The Common Serjeant of London, Judge Richard Marks, QC, told the triple killer: ‘Your threats to kill your family tragically proved prophetic.

‘Quite what happened between you and Juli to course you to act as you did is something that only you will ever know, but clearly a huge row must have occurred between the two of you, resulting in a severe loss of temper on your behalf.

‘No doubt in an attempt to cover up what you had done you killed the two girls.
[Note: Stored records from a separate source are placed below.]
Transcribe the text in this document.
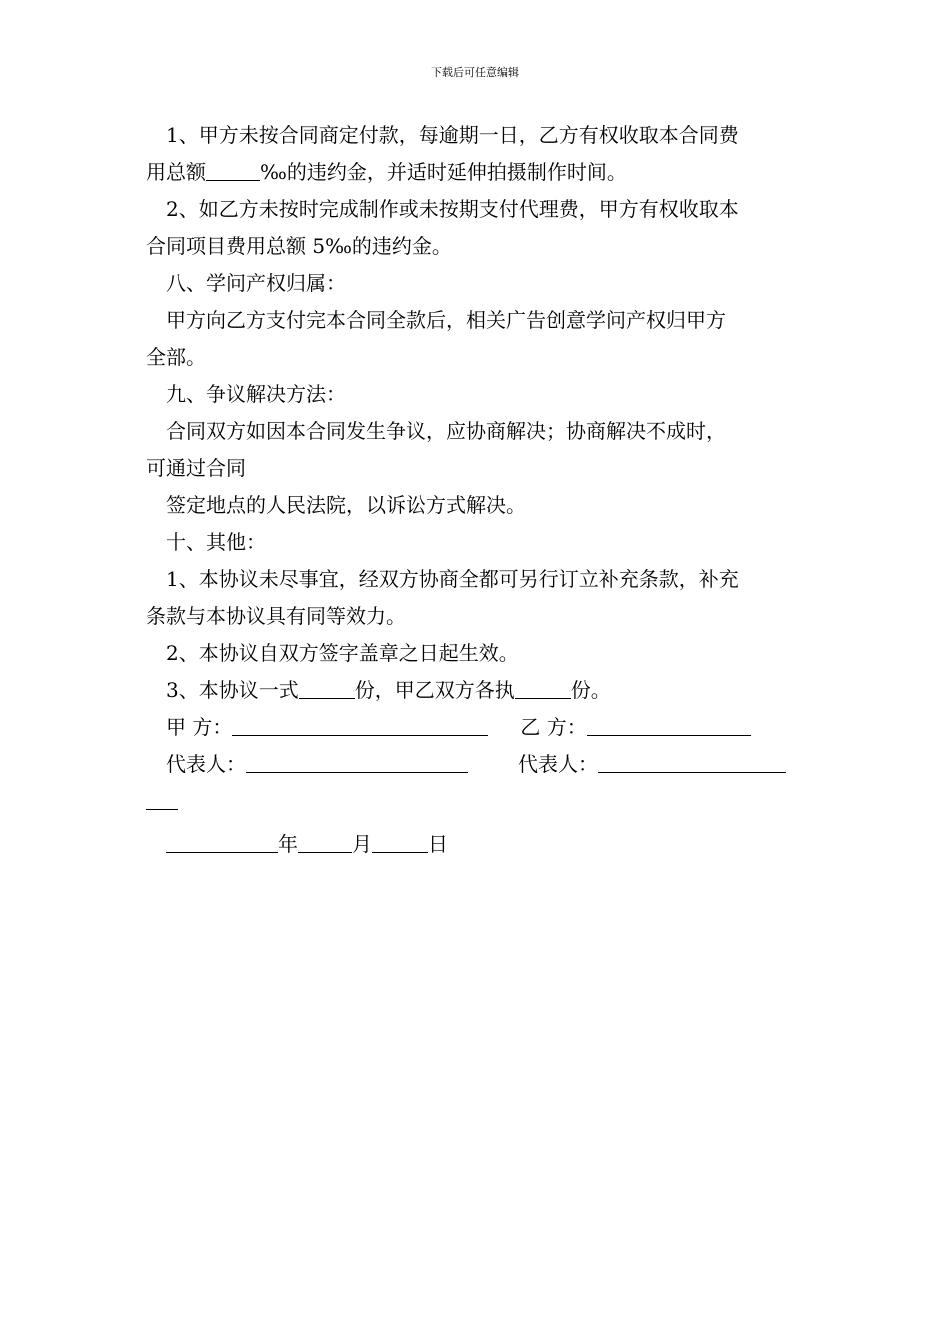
下载后可任意编辑

1、甲方未按合同商定付款，每逾期一日，乙方有权收取本合同费

用总额	‰的违约金，并适时延伸拍摄制作时间。

2、如乙方未按时完成制作或未按期支付代理费，甲方有权收取本

合同项目费用总额 5‰的违约金。

八、学问产权归属：

甲方向乙方支付完本合同全款后，相关广告创意学问产权归甲方

全部。

九、争议解决方法：

合同双方如因本合同发生争议，应协商解决；协商解决不成时，

可通过合同

签定地点的人民法院，以诉讼方式解决。

十、其他：

1、本协议未尽事宜，经双方协商全都可另行订立补充条款，补充

条款与本协议具有同等效力。

2、本协议自双方签字盖章之日起生效。

3、本协议一式	份，甲乙双方各执	份。

甲 方：	乙 方：

代表人：	代表人：

年	月	日
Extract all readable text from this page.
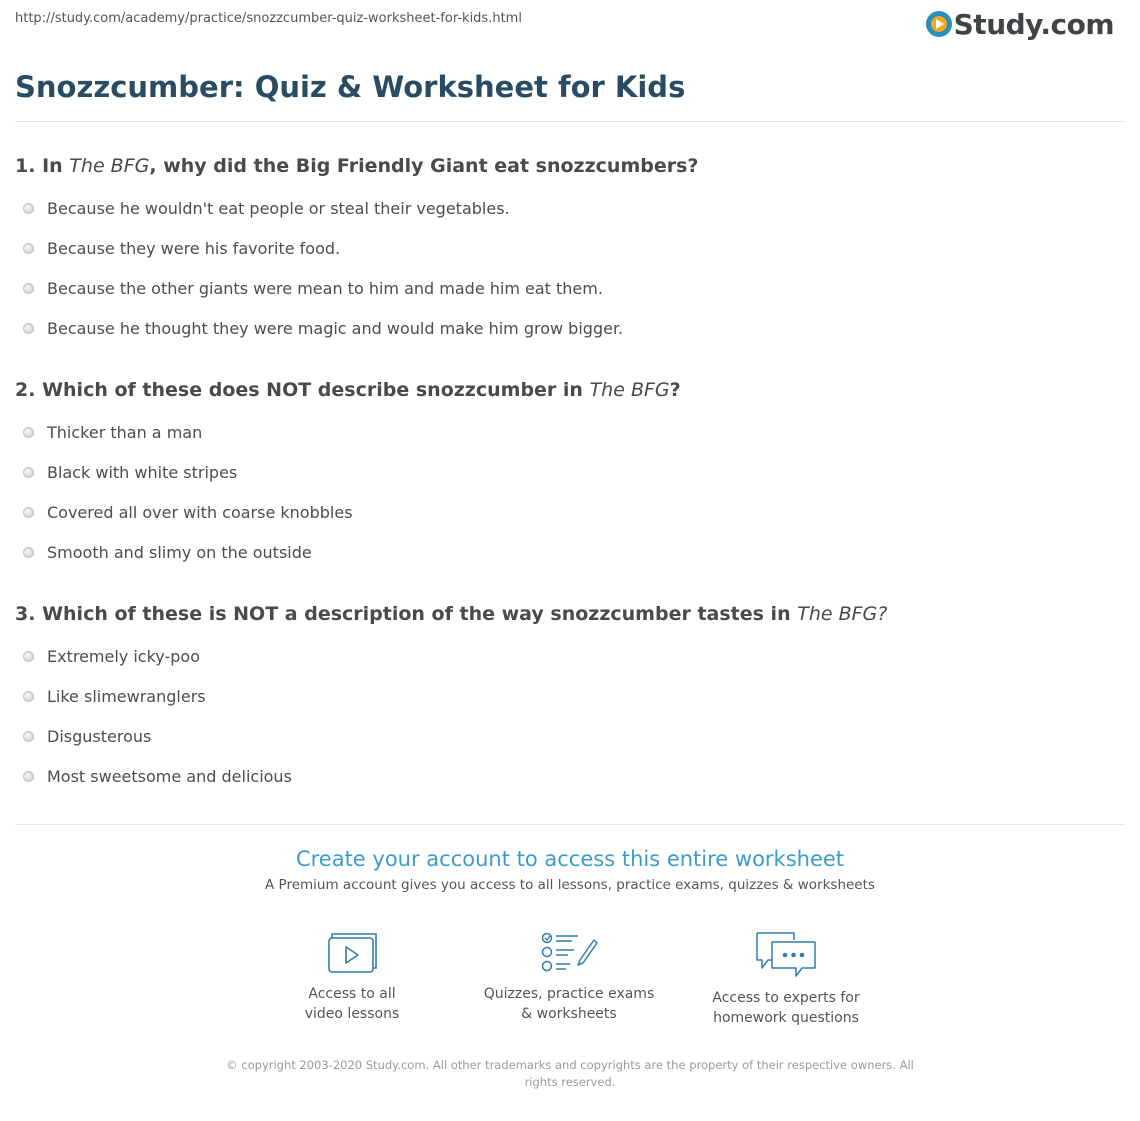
http://study.com/academy/practice/snozzcumber-quiz-worksheet-for-kids.html	Study.com
Snozzcumber: Quiz & Worksheet for Kids
1. In The BFG, why did the Big Friendly Giant eat snozzcumbers?
Because he wouldn't eat people or steal their vegetables.
Because they were his favorite food.
Because the other giants were mean to him and made him eat them.
Because he thought they were magic and would make him grow bigger.
2. Which of these does NOT describe snozzcumber in The BFG?
Thicker than a man
Black with white stripes
Covered all over with coarse knobbles
Smooth and slimy on the outside
3. Which of these is NOT a description of the way snozzcumber tastes in The BFG?
Extremely icky-poo
Like slimewranglers
Disgusterous
Most sweetsome and delicious
Create your account to access this entire worksheet
A Premium account gives you access to all lessons, practice exams, quizzes & worksheets
Access to all
video lessons
Quizzes, practice exams
& worksheets
Access to experts for
homework questions
© copyright 2003-2020 Study.com. All other trademarks and copyrights are the property of their respective owners. All rights reserved.
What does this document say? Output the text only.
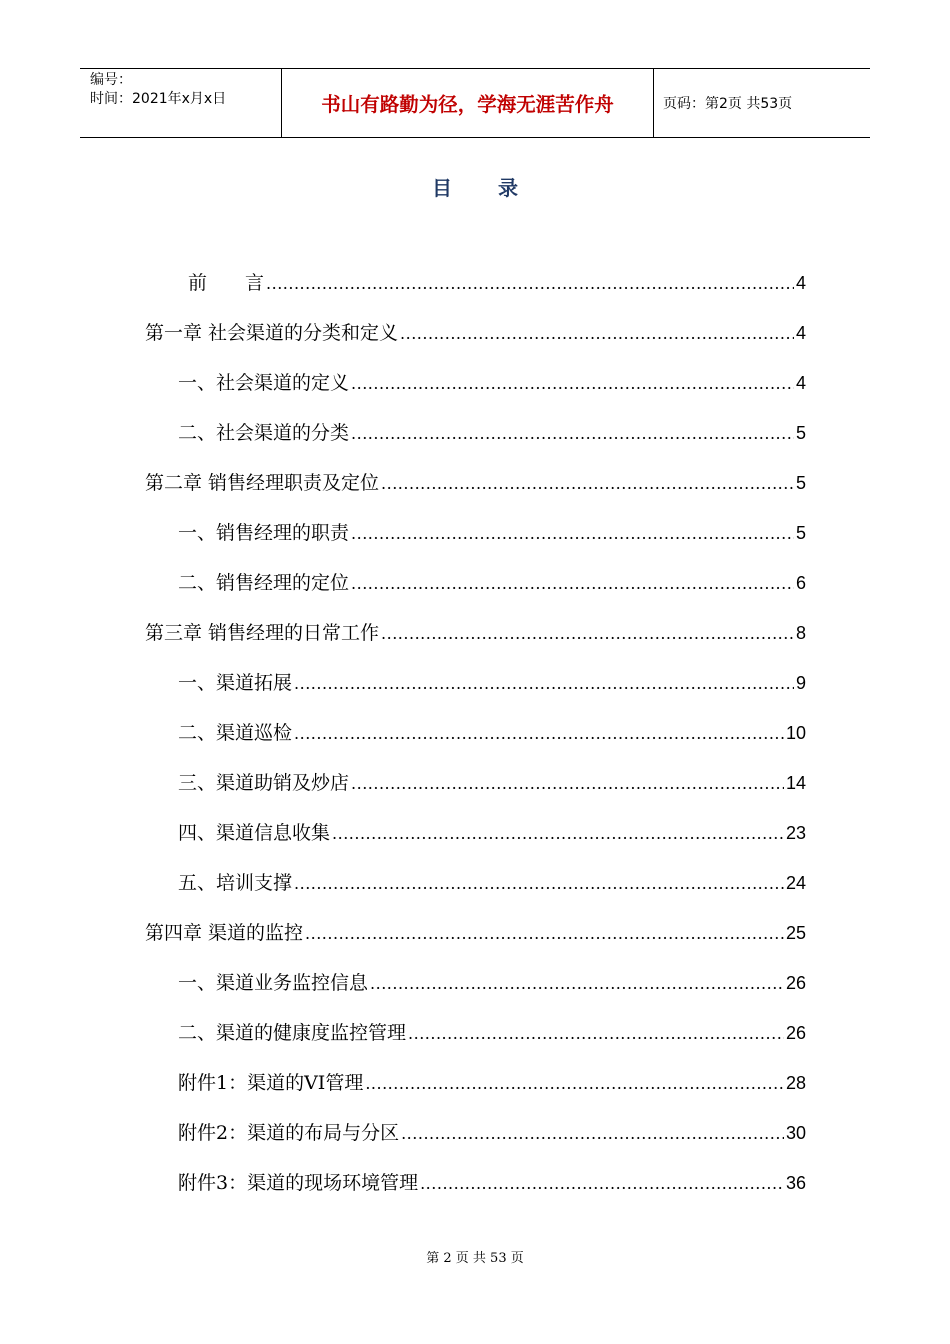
编号：
时间：2021年x月x日	书山有路勤为径，学海无涯苦作舟	页码：第2页 共53页
目 录
前　　言 .....	4
第一章 社会渠道的分类和定义 .....	4
一、社会渠道的定义 .....	4
二、社会渠道的分类 .....	5
第二章 销售经理职责及定位 .....	5
一、销售经理的职责 .....	5
二、销售经理的定位 .....	6
第三章 销售经理的日常工作 .....	8
一、渠道拓展 .....	9
二、渠道巡检 .....	10
三、渠道助销及炒店 .....	14
四、渠道信息收集 .....	23
五、培训支撑 .....	24
第四章 渠道的监控 .....	25
一、渠道业务监控信息 .....	26
二、渠道的健康度监控管理 .....	26
附件1：渠道的VI管理 .....	28
附件2：渠道的布局与分区 .....	30
附件3：渠道的现场环境管理 .....	36
第 2 页 共 53 页
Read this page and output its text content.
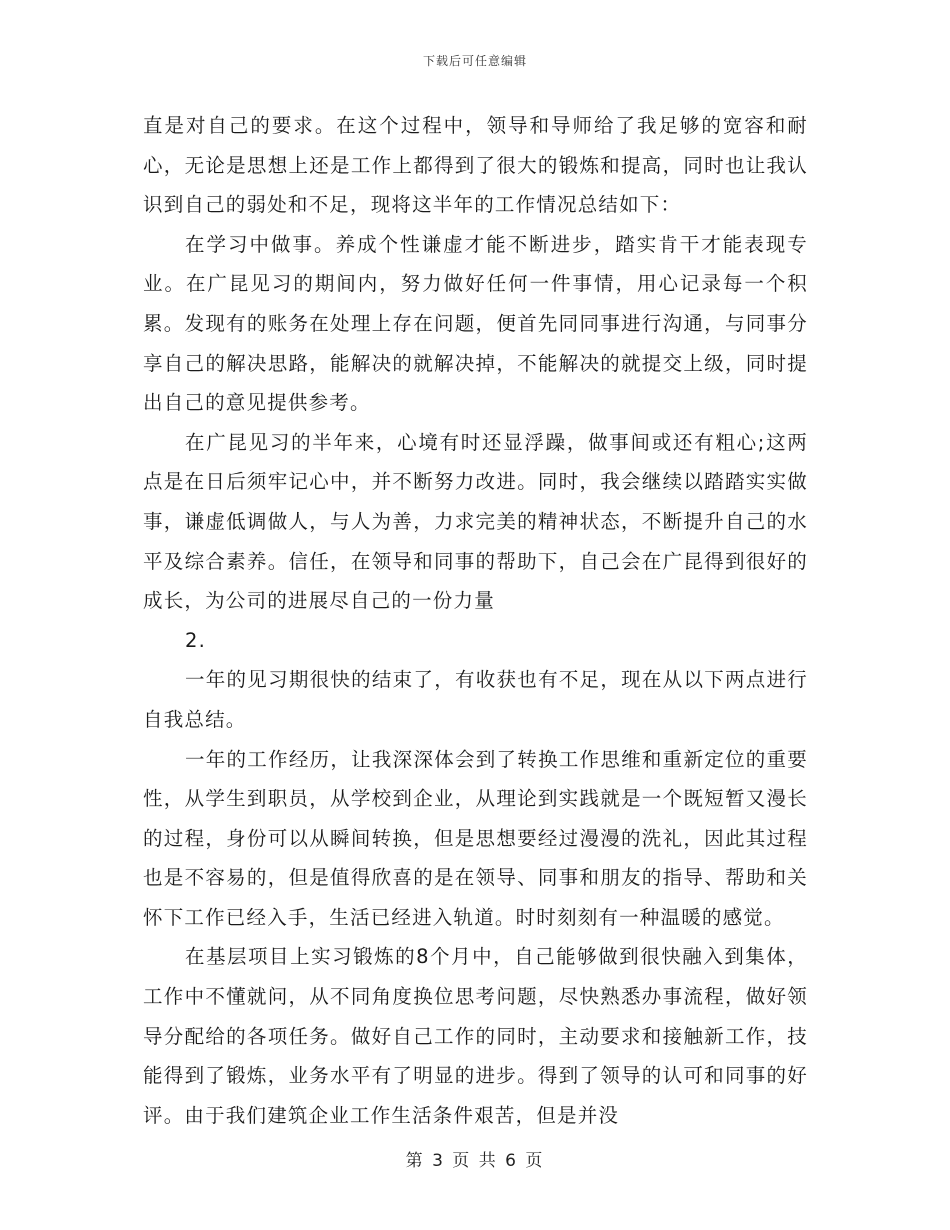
下载后可任意编辑

直是对自己的要求。在这个过程中，领导和导师给了我足够的宽容和耐心，无论是思想上还是工作上都得到了很大的锻炼和提高，同时也让我认识到自己的弱处和不足，现将这半年的工作情况总结如下：

在学习中做事。养成个性谦虚才能不断进步，踏实肯干才能表现专业。在广昆见习的期间内，努力做好任何一件事情，用心记录每一个积累。发现有的账务在处理上存在问题，便首先同同事进行沟通，与同事分享自己的解决思路，能解决的就解决掉，不能解决的就提交上级，同时提出自己的意见提供参考。

在广昆见习的半年来，心境有时还显浮躁，做事间或还有粗心;这两点是在日后须牢记心中，并不断努力改进。同时，我会继续以踏踏实实做事，谦虚低调做人，与人为善，力求完美的精神状态，不断提升自己的水平及综合素养。信任，在领导和同事的帮助下，自己会在广昆得到很好的成长，为公司的进展尽自己的一份力量

2.

一年的见习期很快的结束了，有收获也有不足，现在从以下两点进行自我总结。

一年的工作经历，让我深深体会到了转换工作思维和重新定位的重要性，从学生到职员，从学校到企业，从理论到实践就是一个既短暂又漫长的过程，身份可以从瞬间转换，但是思想要经过漫漫的洗礼，因此其过程也是不容易的，但是值得欣喜的是在领导、同事和朋友的指导、帮助和关怀下工作已经入手，生活已经进入轨道。时时刻刻有一种温暖的感觉。

在基层项目上实习锻炼的8个月中，自己能够做到很快融入到集体，工作中不懂就问，从不同角度换位思考问题，尽快熟悉办事流程，做好领导分配给的各项任务。做好自己工作的同时，主动要求和接触新工作，技能得到了锻炼，业务水平有了明显的进步。得到了领导的认可和同事的好评。由于我们建筑企业工作生活条件艰苦，但是并没

第 3 页 共 6 页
It is difficult to adequately convey in words to anyone listening the sense of outrage.

‘This was a wicked, vicious and sustained attack on two little girls and on your wife, who, at four foot and eight inches and six stone and four pounds, was a tiny woman.

‘By contrast at around six foot and well built you were no match for her whatsoever.

‘It is difficult against that background to imagine three more vulnerable victims.

‘Thinking only of yourself you told a variety of people a tissue of lies when you were planning your escape and that remains the case to this day. You have not shown a single iota of remorse.’

David Spens, QC, prosecuting, said Ms Begum ‘never had visitors’ and lived an insular ‘friendless’ life.

Mum of four Mary Banweyana said Ms Begum visited her house twice and their daughters would play.

Ms Banweyana described her as ‘always smiling and happy’ and would stop to talk to her.

She said: ‘The last time I saw Juli’s children was when they finished school for the Christmas holidays. The children seemed fine and very happy.’

She last saw Ms Begum when she was washing her husband’s car, on December 28, and they would talk unlike Shakur who ‘never spoke’ or would say hello.

Mr Spens said ‘The marriage between Ms Begum and the defendant was not a happy one.

‘It was beset by arguments about the defendant’s immigration status and his financial contribution towards the family outgoings.

‘The defendant came to the UK on a spousal visa and was dependent upon Juli for his right to remain in the UK and any extension of that stay.

‘The defendant would return home and tell Juli he had seen nicer looking women.

‘They argued and he told Juli: “If you don’t correct my visa and you don’t make me legal to stay in this country then I will kill you and kill your whole family,”.

‘He told her she was not beautiful, and he only got married to her so he could come to London and send money to Bangladesh.

‘Juli was worried that if the defendant obtained leave to remain in the country, he would leave her and marry someone else.

‘Juli was unwilling to progress his immigration application, as you can imagine, this was a source of friction.

‘On Wednesday 10 January 2007, Sheli Begum, one of Juli’s older sisters attended East Ham police station to report she had not seen her sister for ten days or her nieces for ten days.

‘The police attended 10 Nelson street that day.

‘The curtains were closed. The police could see a bed with covers on it, and underneath the top cover they could see the outline of a person.

‘Revealed beneath it was Juli lying on her back but that was not all. Lying diagonally across Juli was a child, Anika, face up with her head alongside that of her mother.

‘Whoever had killed them had not only taken care to place Anika’s body across that of her mother but he had also placed Thanha next to them on the bed and then he had also covered all three.’

Police found the sock used as a ligature on the bedsite table, a used condom and a sarong and carigan covering two large bloodstains.

Shakur married his cousin Ms Begum on 14 October 1999 in Bangladesh before returning to the UK.

A year later she sponsored Shakur and he was allowed entry into the country and moved into a house in Poplar.

In August 2000 Thanha was born and in September of the next year Anika joined the family.

By 2003 after rows about his contribution to the family income and his immigration status, she moved to Nelson Lane in East Ham.

‘It is the prosecution’s case that what caused the defendant to kill his wife is most likely to have been an argument about one or both of these issues,’ said Mr Spens.

He was arrested in Cachar, Assam, India on 23 May 2012 for these offences and extradited to the United Kingdom in April of this year.

Shakur, formerly of Whitechapel, denied three counts of murder but was convicted.

He was jailed for life with a minimum of 40 years.